Neste final de semana, o ministro chefe da Secretaria-Geral da Presidência da República, Márcio Macêdo, cumpre agenda no estado de Sergipe. Em entrevista ao Jornal da Fan, da rádio Fan FM, nesta sexta-feira, 17, ele detalhou compromissos que compõem sua passagem pelo estado.
Entre eles, Márcio citou uma reunião com o Sindicato dos Trabalhadores na Indústria da Purificação e Distribuição de Água e em Serviços de Esgotos do Estado de Sergipe (Sindisan), que acontece neste sábado, 18.
“Eles me pediram uma reunião, nós vamos conversar um pouco sobre a pauta deles, a reivindicação sobre esse debate que está acontecendo aí, da Deso, então eu vou fazer uma visita a eles, vou conversar com eles, vou ouvi-los”, explicou o ministro.
Márcio Macêdo afirmou que possui posição política sobre a situação da companhia, mas que essa só deverá ser revelada após a reunião com o sindicato.

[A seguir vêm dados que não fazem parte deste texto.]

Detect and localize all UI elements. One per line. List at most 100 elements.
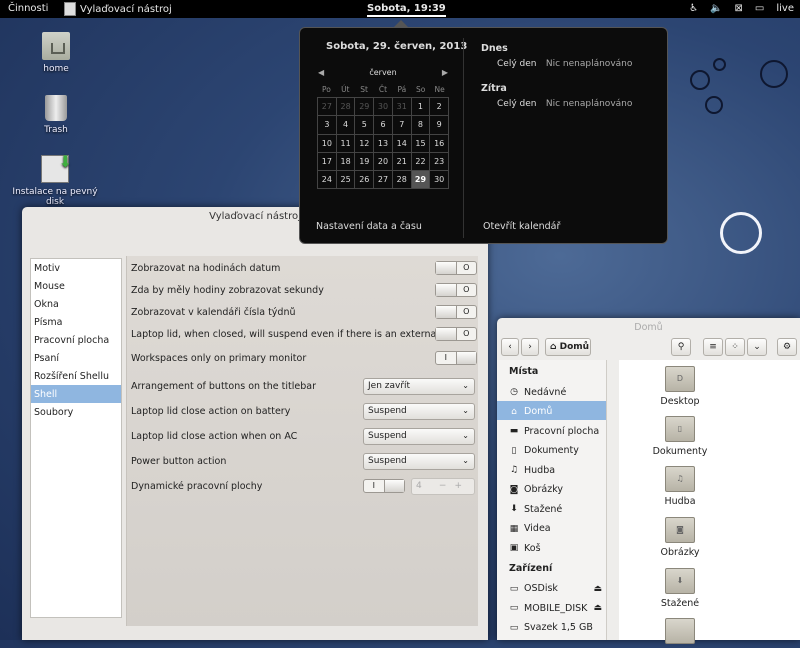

“Eu quero ouvir o sindicato amanhã, ouvir a pauta deles, ouvir a reivindicação, eu tenho uma posição política e vou explicitar amanhã depois da reunião com eles. Eu fui secretário de Estado do Meio Ambiente e Recursos Hídricos, nós organizamos esse sistema, o governo de Déda, quando eu era secretário, ganhou uma adutora do Alto Sertão pela gestão que nós fizemos nos Recursos Hídricos e Meio Ambiente, fui do conselho da Deso quando Déda era governador, conheço um pouco a realidade, tenho formação profissional nessa área”, completou.
Já no tocante à movimentação política para 2024 e as tratativas dentro do Partido dos Trabalhadores, Márcio se mostrou descrente na possibilidade de uma disputa interna.
“Em relação ao PT, eu não acredito que vai ter disputa não. Eu acho que o PT, na hora certa, vai se entender, se o caminho for ter uma candidatura própria, se for o desejo do conjunto da militância, se for a estratégia e a tática política do PT nacional, do PT estadual e do PT municipal, eu não acho que vai ter disputa não, acho que vai ser construído com consenso. O PT é um partido nacional, então tem que se levada em consideração a estratégia nacional do partido e a estratégia nacional do presidente Lula. Hoje é um outro cenário, nós governamos o Brasil, nada acontecerá nas capitais e nas grandes cidades do Brasil sem ter uma orientação do diretório nacional”, afirmou.
O ministro também reforçou que o PT compõe uma federação e que decisões sobre quadros devem ser dialogadas com as agremiações que dela fazem parte.
“Não é uma decisão única do PT. É uma decisão do PT, como principal partido da federação, mas conjuntamente discutida em acordo com os partidos da federação. Isso não é na força, nem na arrogância, nem na prepotência, isso é no diálogo, na construção coletiva. Esses partidos têm ajudado muito o presidente Lula, têm ajudado muito na gestão e na política, fazem parte da base de sustentação do presidente Lula”, finalizou.